One cold January afternoon, Sammy marched through the kitchen door saying, “Mama, I want to give a valentine to everybody in my class this year.”
Mama and I exchanged apprehensive glances. We knew Sammy had never received a single valentine from any of his classmates.
“Sammy,” I began, “that’s a lot of valentines. Why don’t you pick out just a few people and give valentines to them?”
“No, Becca—not just a few people,” he replied, “ I want to make a valentine for everyone. Can I?” Sammy asked as he turned toward Mama.
Mama’s eyes went from Sammy’s expectant face to mine and back to Sammy. “Yes, Sammy, you can make a valentine for everyone.”
Smiling broadly, Sammy scurried off to take care of his daily farm chores.
After supper, as Mama and I finished washing and drying dishes, I questioned her. “Mama, why did you agree for him to do that? You see how the other children treat him. You see how he is always walking behind them as they laugh and talk with each other. They don’t include Sammy in any of their activities and not one of them has ever given him a valentine.”
“Yes Becca, I know those things, too. I’ve never known him to be mistreated; they simply don’t seem to see Sammy at all. I’ve pondered it and while I don’t know why he gets left out, I do know Sammy is a happy boy. He helps Papa and he does his chores without a grumble. His teachers say he’s a fine boy—never giving them a problem. It is as if Sammy marches to his own drummer, as if he has his own inner light. I don’t know why Sammy wants to make a valentine for everyone, but I’ll help him and I hope you will, too.” Mama said as she hung the dish towels over the stove handle to dry.
That evening Mama found some colored paper and glue for Sammy and she let him use her good sewing scissors. I added my crayon collection to Sammy’s crayons. Each afternoon Sammy continued to walk alone behind the other children as they made their way home from school. Each evening from mid-January until Saint Valentine’s Day, Sammy would finish his homework and then sit at the kitchen table making valentines.

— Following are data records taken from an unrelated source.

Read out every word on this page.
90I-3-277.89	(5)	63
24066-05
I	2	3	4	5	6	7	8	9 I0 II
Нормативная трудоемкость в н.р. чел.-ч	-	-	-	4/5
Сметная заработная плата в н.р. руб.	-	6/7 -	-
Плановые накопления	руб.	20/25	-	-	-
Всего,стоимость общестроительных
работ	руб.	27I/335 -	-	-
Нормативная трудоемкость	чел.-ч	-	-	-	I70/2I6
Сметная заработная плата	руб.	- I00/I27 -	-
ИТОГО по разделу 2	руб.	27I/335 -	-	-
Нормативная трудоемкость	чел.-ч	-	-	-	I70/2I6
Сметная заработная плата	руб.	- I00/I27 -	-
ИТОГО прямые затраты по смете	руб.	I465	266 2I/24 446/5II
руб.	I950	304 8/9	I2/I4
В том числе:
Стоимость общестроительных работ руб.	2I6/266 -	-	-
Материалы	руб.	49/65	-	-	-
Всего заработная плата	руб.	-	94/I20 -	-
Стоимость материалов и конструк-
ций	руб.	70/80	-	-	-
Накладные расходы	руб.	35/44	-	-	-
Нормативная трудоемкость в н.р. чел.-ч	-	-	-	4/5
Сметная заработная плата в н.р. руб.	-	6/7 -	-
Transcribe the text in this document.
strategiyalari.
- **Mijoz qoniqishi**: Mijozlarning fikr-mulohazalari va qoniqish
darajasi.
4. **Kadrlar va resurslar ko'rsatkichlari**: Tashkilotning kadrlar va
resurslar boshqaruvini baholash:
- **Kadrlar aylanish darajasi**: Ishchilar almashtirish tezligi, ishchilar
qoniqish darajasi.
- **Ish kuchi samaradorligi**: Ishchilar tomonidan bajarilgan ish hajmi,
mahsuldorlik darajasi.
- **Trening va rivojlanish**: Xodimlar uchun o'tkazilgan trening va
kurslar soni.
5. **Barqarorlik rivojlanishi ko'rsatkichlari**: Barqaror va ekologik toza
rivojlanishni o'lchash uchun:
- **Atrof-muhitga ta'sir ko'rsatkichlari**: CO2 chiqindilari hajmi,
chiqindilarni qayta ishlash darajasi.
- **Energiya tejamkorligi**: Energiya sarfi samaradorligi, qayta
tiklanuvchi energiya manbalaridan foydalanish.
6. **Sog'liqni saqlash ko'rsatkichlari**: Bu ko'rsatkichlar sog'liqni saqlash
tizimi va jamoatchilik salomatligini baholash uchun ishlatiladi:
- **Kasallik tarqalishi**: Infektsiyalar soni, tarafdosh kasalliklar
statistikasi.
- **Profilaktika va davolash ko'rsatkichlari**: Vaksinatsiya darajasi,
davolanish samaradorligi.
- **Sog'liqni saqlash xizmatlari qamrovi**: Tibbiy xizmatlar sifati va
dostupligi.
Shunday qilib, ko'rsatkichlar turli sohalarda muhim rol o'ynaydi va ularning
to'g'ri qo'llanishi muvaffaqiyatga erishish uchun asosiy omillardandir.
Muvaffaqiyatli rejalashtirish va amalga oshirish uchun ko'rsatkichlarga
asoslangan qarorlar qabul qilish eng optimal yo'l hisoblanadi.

Saint Valentine’s Day finally arrived and Mama helped Sammy bundle up all his valentines with a string. Sammy happily set out for school.
All day I hoped that at least one of his classmates had made a valentine for my little brother. I hoped he would not come home feeling lonely, brokenhearted. But fearful that he might need some cheering up, I put our fishing gear near the kitchen door so I could take him to our favorite fishing hole.
In the afternoon, I eagerly watched as the children came down the road from school. Again, Sammy walked alone, behind all the laughing children. Sammy walked through the kitchen door. His hands were empty. Sammy was grinning from ear to ear.
With raised eyebrows, Mama and I glanced at each other wondering what had put such happiness in an empty-handed little boy’s heart.
“Not anybody!” Sammy joyously declared. “I didn’t forget anybody!” And with that Sammy bounded off to do his evening chores.
Later that evening after Sammy had gone to bed, I asked Papa how my little brother could be so cheerful after being totally neglected by his classmates. In his quiet way, Papa thought a few minutes before replying, “Becca, I don’t rightly know, but maybe Sammy’s investing in what God loves the most—other people.”